Süveyş Kanalı’nın kapanma ihtimali bile navlun fiyatlarını üç kat artırdı; teslim süreleri bir aya kadar uzadı. En çok etkilenenler ise Çin ve Avrupa. Çin’in Afrika-Ortadoğu ticaret damarı zayıflarken, Avrupa enerji ve tedarik güvenliğinde yeni bir kırılganlıkla karşı karşıya. Küresel ekonominin iki büyük taşıyıcısı, Kızıldeniz semalarından atılan birkaç füzenin etkisiyle adeta frene basmak zorunda kaldı.

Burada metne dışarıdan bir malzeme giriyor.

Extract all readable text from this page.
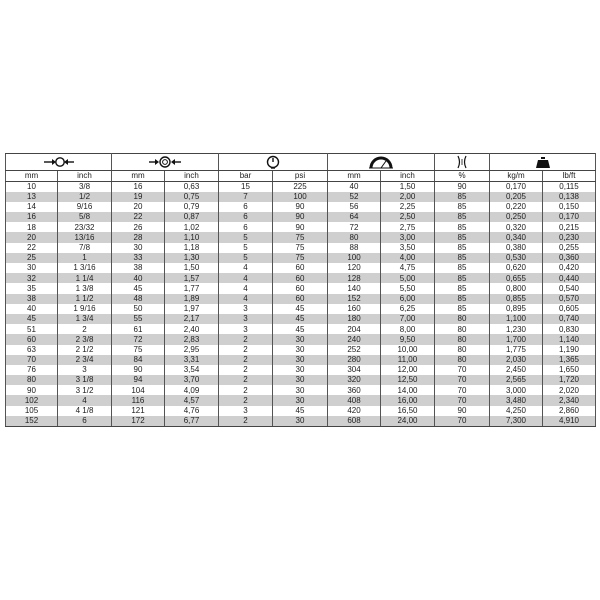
mm	inch	mm	inch	bar	psi	mm	inch	%	kg/m	lb/ft
10	3/8	16	0,63	15	225	40	1,50	90	0,170	0,115
13	1/2	19	0,75	7	100	52	2,00	85	0,205	0,138
14	9/16	20	0,79	6	90	56	2,25	85	0,220	0,150
16	5/8	22	0,87	6	90	64	2,50	85	0,250	0,170
18	23/32	26	1,02	6	90	72	2,75	85	0,320	0,215
20	13/16	28	1,10	5	75	80	3,00	85	0,340	0,230
22	7/8	30	1,18	5	75	88	3,50	85	0,380	0,255
25	1	33	1,30	5	75	100	4,00	85	0,530	0,360
30	1 3/16	38	1,50	4	60	120	4,75	85	0,620	0,420
32	1 1/4	40	1,57	4	60	128	5,00	85	0,655	0,440
35	1 3/8	45	1,77	4	60	140	5,50	85	0,800	0,540
38	1 1/2	48	1,89	4	60	152	6,00	85	0,855	0,570
40	1 9/16	50	1,97	3	45	160	6,25	85	0,895	0,605
45	1 3/4	55	2,17	3	45	180	7,00	80	1,100	0,740
51	2	61	2,40	3	45	204	8,00	80	1,230	0,830
60	2 3/8	72	2,83	2	30	240	9,50	80	1,700	1,140
63	2 1/2	75	2,95	2	30	252	10,00	80	1,775	1,190
70	2 3/4	84	3,31	2	30	280	11,00	80	2,030	1,365
76	3	90	3,54	2	30	304	12,00	70	2,450	1,650
80	3 1/8	94	3,70	2	30	320	12,50	70	2,565	1,720
90	3 1/2	104	4,09	2	30	360	14,00	70	3,000	2,020
102	4	116	4,57	2	30	408	16,00	70	3,480	2,340
105	4 1/8	121	4,76	3	45	420	16,50	90	4,250	2,860
152	6	172	6,77	2	30	608	24,00	70	7,300	4,910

ABD’nin başlattığı Operation Prosperity Guardian, bu nedenle yalnızca bir koruma operasyonu değil; küresel ticaret düzeninin ayakta kalması için güç kullanımının yeniden devreye sokulduğu bir hamle. Washington’ın mesajı net: “Ticaret durursa dünya da durur.” Bu yüzden bölgedeki donanma varlığı her geçen gün artıyor.

Türkiye açısından tablo daha da kritik. Somali’deki askeri üs, Katar’la yakın güvenlik işbirliği, Mısır’la normalleşme ve Doğu Akdeniz’de daha rasyonel bir deniz politikası Türkiye’yi doğal bir bölgesel aktör hâline getiriyor. Ankara’nın çıkarı da ortada: ticaret yolları açık kalmalı, istikrar korunmalı, kriz büyümemeli. Türkiye’nin çok taraflı bir deniz güvenliği mekanizması önerme ihtimali, hem ekonomik çıkarlarıyla hem de diplomatik rolüyle uyumlu görünüyor.

Bugün Kızıldeniz, yalnızca Yemen merkezli bir çatışmanın alanı değil; küresel düzenin geleceğini test eden, güç dengelerini yeniden şekillendiren bir jeopolitik laboratuvar. Sessiz bir savaş yaşanıyor—bazen bir İHA saldırısında, bazen bir füze gölgesinde, bazen de petrol fiyatlarındaki ani bir sıçramada kendini gösteren bir savaş…

Eğer ticarete dayalı düzen korunamazsa, dünya daha sert ve daha çatışmalı bir döneme sürüklenebilir. Bu nedenle Kızıldeniz bugün sadece bir su yolu değil; küresel istikrarın kırılgan kalbi.